Sono già in autostrada, la giornata ride meravigliosamente; il sole è ancora talmente caldo che mi costringe ad aprire il finestrino; spero di non prendere l’influenza, finora mi ha graziato e non vorrei mai…
Stranamente, oggi sembra che da casa non si sia mosso nessuno, non c’è il minimo rallentamento; così arrivo davanti al teatro mezz’ora prima del pattuito, mezz’ora che si prean-nuncia con un languore di sguardi persi nel vuoto.
Sei un poco in ritardo, ti avvicini con l’eleganza di sempre. <<Ciao, mi dispiace d’averti fatto aspettare… ma devi attendere ancora qualche minuto: ho da parlare…>>
Ti giri e rientri: non posso fare a meno di guardare i lunghi e lucidi capelli, i polpacci, allenati come quelli di una ballerina, ma anche sottili al punto giusto.
Esci salutando un bellimbusto con un farfallino nero che mette in mostra un ossequioso e largo sorriso; giri su te stessa rimanendo un attimo in sospensione sulle punte, proprio come una ballerina, probabilmente per confermare quanto precedentemente concertato e finalmente dirigi il solito passo sicuro verso di me.
<<Come stai?
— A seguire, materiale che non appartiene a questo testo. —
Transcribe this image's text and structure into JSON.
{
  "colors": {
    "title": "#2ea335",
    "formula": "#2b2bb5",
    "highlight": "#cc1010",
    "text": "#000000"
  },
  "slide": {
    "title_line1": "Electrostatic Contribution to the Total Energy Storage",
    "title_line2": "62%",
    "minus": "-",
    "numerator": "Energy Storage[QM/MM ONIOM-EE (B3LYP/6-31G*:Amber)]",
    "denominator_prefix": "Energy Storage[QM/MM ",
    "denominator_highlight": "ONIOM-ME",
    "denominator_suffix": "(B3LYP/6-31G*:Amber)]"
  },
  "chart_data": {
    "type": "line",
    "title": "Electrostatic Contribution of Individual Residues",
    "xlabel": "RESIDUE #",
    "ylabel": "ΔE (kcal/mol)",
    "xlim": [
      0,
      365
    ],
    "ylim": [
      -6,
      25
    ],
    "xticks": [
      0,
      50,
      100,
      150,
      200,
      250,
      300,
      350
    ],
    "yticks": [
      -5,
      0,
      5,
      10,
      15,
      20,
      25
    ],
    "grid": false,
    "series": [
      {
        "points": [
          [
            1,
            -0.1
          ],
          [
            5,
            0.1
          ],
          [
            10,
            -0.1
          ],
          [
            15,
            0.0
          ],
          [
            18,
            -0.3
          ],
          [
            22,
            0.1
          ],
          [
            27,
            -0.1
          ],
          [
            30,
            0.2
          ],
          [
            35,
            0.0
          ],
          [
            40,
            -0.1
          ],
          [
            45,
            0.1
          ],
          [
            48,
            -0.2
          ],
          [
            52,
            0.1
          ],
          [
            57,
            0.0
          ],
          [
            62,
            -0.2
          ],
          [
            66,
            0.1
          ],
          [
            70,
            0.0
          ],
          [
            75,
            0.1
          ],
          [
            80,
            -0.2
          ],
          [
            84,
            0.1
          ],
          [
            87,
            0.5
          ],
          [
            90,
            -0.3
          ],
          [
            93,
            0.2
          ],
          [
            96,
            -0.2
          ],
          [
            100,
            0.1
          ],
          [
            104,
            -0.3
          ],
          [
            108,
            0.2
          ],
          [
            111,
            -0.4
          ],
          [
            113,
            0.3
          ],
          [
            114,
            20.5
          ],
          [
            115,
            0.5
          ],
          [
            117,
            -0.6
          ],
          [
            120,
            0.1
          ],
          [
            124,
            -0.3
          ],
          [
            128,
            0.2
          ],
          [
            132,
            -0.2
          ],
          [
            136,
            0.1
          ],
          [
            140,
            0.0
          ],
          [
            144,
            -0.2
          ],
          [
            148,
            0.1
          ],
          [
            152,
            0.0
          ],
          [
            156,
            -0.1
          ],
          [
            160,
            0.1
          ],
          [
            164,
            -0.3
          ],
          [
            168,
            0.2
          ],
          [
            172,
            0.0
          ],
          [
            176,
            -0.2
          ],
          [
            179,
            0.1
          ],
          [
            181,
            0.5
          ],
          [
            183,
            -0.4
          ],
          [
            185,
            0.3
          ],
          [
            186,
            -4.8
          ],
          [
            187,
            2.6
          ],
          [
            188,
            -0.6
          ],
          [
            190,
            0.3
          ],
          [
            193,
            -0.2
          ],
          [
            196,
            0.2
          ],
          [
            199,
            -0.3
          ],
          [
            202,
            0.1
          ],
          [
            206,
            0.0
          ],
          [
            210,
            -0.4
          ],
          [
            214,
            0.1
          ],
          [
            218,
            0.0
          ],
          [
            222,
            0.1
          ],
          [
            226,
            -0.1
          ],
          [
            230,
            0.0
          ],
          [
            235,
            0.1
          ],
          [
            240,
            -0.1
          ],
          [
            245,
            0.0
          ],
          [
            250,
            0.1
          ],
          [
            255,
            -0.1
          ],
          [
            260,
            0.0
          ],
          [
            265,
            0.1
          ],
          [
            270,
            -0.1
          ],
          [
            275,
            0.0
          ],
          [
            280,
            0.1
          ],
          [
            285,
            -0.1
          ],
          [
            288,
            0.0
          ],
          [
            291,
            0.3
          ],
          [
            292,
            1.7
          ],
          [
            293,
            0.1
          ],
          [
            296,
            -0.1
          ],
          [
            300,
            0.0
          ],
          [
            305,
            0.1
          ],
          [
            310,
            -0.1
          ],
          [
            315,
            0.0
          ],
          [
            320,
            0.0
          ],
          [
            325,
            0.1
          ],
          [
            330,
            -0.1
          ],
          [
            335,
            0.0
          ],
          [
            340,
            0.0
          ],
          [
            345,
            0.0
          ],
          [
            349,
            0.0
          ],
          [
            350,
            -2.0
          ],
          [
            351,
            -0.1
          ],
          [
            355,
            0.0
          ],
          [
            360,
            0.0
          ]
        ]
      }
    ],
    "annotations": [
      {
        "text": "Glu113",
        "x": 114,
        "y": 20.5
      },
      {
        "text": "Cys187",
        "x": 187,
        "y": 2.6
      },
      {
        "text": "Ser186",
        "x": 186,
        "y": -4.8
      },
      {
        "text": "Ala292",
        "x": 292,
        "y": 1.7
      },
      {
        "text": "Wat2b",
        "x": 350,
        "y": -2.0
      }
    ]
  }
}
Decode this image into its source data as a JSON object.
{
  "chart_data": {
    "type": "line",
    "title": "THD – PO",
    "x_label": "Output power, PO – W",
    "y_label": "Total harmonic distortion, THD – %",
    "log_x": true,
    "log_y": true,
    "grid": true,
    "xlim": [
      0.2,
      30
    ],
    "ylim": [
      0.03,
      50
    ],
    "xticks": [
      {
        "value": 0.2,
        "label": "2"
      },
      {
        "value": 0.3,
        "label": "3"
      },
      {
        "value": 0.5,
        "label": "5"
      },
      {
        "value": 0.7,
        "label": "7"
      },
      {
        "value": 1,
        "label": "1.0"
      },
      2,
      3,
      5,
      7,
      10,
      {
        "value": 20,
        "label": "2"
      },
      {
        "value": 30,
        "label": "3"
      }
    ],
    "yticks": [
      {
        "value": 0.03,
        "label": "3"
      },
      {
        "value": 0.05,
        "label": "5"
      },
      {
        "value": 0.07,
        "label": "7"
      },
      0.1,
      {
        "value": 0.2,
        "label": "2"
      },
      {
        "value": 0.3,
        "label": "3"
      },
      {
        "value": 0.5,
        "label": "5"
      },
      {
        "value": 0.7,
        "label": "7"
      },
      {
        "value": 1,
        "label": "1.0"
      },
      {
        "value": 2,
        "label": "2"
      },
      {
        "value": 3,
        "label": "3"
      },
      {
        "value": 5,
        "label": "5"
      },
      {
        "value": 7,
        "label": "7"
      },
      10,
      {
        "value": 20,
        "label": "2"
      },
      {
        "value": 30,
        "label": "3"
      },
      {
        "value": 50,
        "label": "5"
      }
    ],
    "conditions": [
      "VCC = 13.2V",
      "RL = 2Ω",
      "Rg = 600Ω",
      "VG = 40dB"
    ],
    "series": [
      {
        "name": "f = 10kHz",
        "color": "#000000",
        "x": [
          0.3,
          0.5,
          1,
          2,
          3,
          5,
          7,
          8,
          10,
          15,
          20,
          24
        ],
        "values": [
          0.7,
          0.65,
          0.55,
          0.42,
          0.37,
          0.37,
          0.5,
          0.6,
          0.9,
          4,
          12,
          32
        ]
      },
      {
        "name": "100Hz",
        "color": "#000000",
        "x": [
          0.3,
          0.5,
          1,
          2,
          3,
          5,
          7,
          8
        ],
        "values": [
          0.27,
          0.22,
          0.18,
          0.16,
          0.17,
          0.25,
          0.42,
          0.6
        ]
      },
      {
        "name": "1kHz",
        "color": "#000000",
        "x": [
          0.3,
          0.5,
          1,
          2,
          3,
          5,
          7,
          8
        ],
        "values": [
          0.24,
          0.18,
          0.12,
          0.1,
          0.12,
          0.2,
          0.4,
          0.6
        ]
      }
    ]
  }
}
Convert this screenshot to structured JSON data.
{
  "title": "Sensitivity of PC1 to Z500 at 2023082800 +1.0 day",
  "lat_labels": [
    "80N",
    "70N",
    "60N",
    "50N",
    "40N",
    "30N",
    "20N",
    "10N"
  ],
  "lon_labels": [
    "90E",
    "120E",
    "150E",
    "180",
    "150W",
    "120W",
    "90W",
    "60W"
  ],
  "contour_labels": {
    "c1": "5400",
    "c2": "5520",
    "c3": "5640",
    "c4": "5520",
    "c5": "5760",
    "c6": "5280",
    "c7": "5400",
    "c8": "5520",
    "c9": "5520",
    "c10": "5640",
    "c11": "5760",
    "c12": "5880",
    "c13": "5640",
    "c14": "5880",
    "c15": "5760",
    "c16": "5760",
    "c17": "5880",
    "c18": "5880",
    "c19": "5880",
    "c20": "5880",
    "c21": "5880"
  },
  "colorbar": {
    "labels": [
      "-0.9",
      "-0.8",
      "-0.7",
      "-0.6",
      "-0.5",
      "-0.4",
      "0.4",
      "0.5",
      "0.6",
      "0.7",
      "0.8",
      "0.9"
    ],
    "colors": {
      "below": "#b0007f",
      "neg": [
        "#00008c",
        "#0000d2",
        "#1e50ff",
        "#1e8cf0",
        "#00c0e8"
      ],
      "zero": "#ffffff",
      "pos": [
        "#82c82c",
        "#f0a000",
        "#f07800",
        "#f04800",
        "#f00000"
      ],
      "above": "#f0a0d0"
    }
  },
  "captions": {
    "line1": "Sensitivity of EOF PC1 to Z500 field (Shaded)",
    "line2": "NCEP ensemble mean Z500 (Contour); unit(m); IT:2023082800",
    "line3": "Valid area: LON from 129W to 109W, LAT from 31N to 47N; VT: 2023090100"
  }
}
Sei stanca?>> domande che non cercano replica; qualsiasi cosa tu dicessi otterresti soltanto una sonora rispostaccia; mi sento talmente geloso che ogni civile contegno sarebbe improponibile: a pensarci bene però è un atteggiamento tra il buffo e patetico, su di te non posso vantare alcun diritto, ma la gelosia non bada certo a tali “sottigliezze”.
<<Sì, abbastanza… dovevo mettermi d’accordo per gli spettacoli della settimana prossima… lavorare il lunedì per le mie colleghe è sempre un pasticcio perché hanno famiglia>>
<<Per te invece non c’è problema!>>
<<Difatti.>>
Come mi piacerebbe invece se questo lunedì uscissi con me o almeno potessi venire a prenderti, dopo il lavoro: è improponibile il solo pensiero.
<<Cosa vuoi fare?>>
M’arriva uno sbuffante non so a cui replico con la famigerata rispostaccia covata in gola a lungo e anche nervosamente: <<Se dici così, ti porto immediatamente a casa!>>
<<No, no, è una bella giornata, c’è ancora il sole… magari facciamo un giro a piedi…>>
La città in effetti non mi è mai sembrata così bella ed irreale, anche se la luce obliqua mi costringe a tirar giù l’aletta parasole; vorrei che il tempo si fermasse e che il tramonto potesse appartenere solo al passato, presto invece arriverà la notte e con essa il ritorno.
<<Indovina dove ti sto portando?>>
<<Nel posto dell’altra volta.>>
Sono proprio infantile a rivolgere certe domande, di cui poi mi compiaccio da solo: tu lasci fare, hai capito quanto io sia ingenuo e cosa possa venirne da una persona talmente abituata al suo isolamento da non concepire altro piacere, se non quello della propria voce.
<<Stavolta vorrei finire quella passeggiata… non c’è ghiaccio che possa fermarci…>>
<<Va bene… non c’è nulla che possa fermarci…>> che a parte la sgrammaticatura, equivale ad un “non hai bisogno di tutte queste manfrine per chiedermi qualcosa… in fondo una passeggiata è una cosa normale, andassimo al martirio! prendila con più calma…a volte mi sembri davvero un invasato!”
E lo sono cara mia, sono invasato di te, meraviglioso ed intelligente demonietto: vanamente tento di esorcizzarti sullo schermo del mio calcolatore, ma non riesco… ogni parola è una minuscola goccia d’acqua caduta nell’inferno; brucia in un attimo, nella speranza d’essere seguita da altre gocce, altre illusioni che a loro volta arderanno in un fuoco convulso, irri-nunciabile, doloroso e allo stesso tempo dolcissimo… il fuoco della mia anima, senza origine né fine, inebetito e urlante come quello di un qualsiasi altro, esile, insignificante ammasso di nervi; nervi tesi verso una meta irraggiungibile e segreta, banale in fondo e insieme straordinaria, unica e infinitamente ripetibile.